Cities, General
Portland’s E-scooter pilot program review
30 January, 2019
Portland Bureau of Transportation (PBOT) launched its E-scooter pilot program in july 2018, having set a permitting framework focusing on 4 critical objectives:
- Reduce traffic congestion by shifting trips away from private motor vehicle use
- Prevent fatalities and serious injuries on Portland streets
- Expand access to opportunities for underserved Portlanders
- Reduce air pollution, including climate pollution
Three (Bird, Lime and Skip) out of 5 applicants have been awarded a permit to operate for 120 days, for 683 scooters each within the framework. It included: a data-sharing policy in order for PBOT to evaluate the different goals (that have been complied to, except for Bird with availability due to misunderstanding between parties); deployment requirements, mainly to serve the underserved East Portland area (a penalty have been applied to Skip as it failed to meet the requirement of 100 scooters there each day); operation and deployment monitoring by PBOT staff, who adapted the operators servicing goals during the pilot.
Usage lessons
700 000 rides (check the heatmap) have been done throughout the pilot, a 2.83 ride/scooter/day way under the usual 6 to 8 r/s/d usually communicated by operators. 34% of the user survey respondents said that their last trip replaced a car trip… but 42% said it replaced a walk or bike one! The difficulty of orienting mode shift. However, 6% get rid of their car thanks to e-scooters. Numbers also show that e-scooters are clearly a transit alternative, more than a recreational one.
What about safety?
Apart from reading that 83% of the crashed were falls of riders (no collision), it is quite difficult to get answers regarding safety, as there is no figures about severeness. Nice to see the complaints evolution graph: with education, and people simply getting familiar with e-scooter riding, it steadily fell. But let’s not forget that the majority of complaints were about pavement riding, showing a big discomfort for pedestrians.
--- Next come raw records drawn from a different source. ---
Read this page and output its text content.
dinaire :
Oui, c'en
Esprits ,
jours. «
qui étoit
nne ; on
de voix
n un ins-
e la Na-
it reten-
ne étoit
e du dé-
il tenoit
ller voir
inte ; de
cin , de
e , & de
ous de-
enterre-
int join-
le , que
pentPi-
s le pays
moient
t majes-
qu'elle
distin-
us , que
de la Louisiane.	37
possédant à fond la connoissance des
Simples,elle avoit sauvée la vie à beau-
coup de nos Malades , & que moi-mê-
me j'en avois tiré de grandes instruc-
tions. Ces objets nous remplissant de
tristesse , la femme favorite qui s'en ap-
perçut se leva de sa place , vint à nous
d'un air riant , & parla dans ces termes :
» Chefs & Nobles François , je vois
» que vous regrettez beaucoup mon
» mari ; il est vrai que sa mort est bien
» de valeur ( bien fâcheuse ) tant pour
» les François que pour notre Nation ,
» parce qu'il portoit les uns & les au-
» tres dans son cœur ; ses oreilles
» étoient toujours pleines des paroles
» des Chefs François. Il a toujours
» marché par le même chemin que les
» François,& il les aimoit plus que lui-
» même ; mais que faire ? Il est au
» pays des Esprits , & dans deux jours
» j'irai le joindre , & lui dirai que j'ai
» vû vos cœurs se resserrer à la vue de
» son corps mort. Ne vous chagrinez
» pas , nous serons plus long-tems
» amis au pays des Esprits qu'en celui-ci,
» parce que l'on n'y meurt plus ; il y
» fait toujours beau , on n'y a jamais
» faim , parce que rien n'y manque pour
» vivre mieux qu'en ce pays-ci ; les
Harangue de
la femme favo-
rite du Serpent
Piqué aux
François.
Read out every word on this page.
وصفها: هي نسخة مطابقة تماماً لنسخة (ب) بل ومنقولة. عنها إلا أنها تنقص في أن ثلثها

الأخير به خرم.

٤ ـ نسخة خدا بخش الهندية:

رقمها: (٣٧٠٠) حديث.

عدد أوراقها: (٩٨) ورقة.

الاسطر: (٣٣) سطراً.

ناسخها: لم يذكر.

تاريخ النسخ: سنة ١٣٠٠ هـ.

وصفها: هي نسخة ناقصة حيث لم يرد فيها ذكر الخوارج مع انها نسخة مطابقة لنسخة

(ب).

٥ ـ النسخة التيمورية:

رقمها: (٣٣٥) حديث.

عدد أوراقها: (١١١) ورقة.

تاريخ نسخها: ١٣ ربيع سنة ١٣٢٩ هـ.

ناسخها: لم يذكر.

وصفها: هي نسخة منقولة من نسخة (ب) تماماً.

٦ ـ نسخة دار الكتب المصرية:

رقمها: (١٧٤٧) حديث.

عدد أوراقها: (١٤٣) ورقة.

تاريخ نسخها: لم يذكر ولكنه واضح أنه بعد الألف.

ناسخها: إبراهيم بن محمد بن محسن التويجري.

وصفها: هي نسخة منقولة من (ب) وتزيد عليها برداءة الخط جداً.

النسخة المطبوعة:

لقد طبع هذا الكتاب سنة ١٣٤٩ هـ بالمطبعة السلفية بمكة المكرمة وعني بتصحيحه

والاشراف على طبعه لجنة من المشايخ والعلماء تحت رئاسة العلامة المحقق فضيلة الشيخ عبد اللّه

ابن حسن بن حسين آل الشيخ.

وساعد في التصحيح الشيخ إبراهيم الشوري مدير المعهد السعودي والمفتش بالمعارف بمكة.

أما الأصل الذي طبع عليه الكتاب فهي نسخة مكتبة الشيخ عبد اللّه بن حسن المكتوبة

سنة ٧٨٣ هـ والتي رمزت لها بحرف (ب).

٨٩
The survey also points out that rider have a huge preference for bike lanes and small streets: if you do not have the proper infrastructure, people will move to the pavement to feel safe. A reason why e-scooters are helping building bike-lanes (we’ll have to find another word).
Is it good for the environment?
PBOT says that it does not have enough data to state on the environmental footprint of the pilot. First, to evaluate better the mode shift from cars to e-scooters, then to evaluate the weight of the operators and contractors vehicles used for maintenance and distribution. That will be a hard one, looking at the number of contractors and the difficulty to know the vehicle they operate with.
Next steps
PBOT is taking things very cautiously… as they are now planning a second pilot in order to put light on the dark points of the first report: environemental benefits, conflicts with other street users… The permits for pilot 2.0 should be awarded by early spring 2019, stay tuned to learn more about it!
My takeaway from this pilot report:
- THE answer to safety issues for e-scooters (and all micromobility devices) is infrastructure. If you have bike-lanes or low-speed streets, riders will ride there, not on pavements.
- Making helmets mandatory is a non-sense, and is simply not working. It goes against the opportunist side of shared- mobility services, while the benefits of wearing a helmet are still controversial (look at cyclists in Amsterdam or Copenhagen).
- Even with frameworks and permits, authorities have very little power to monitor and manage operations by private companies. PBOT struggled to get requested figures and well formated API, did not have three operators compliying with the deployment rules, and do not provide any conclusion on the suality of service, impact of operations,… The model between authorities and operators has still to be be defined.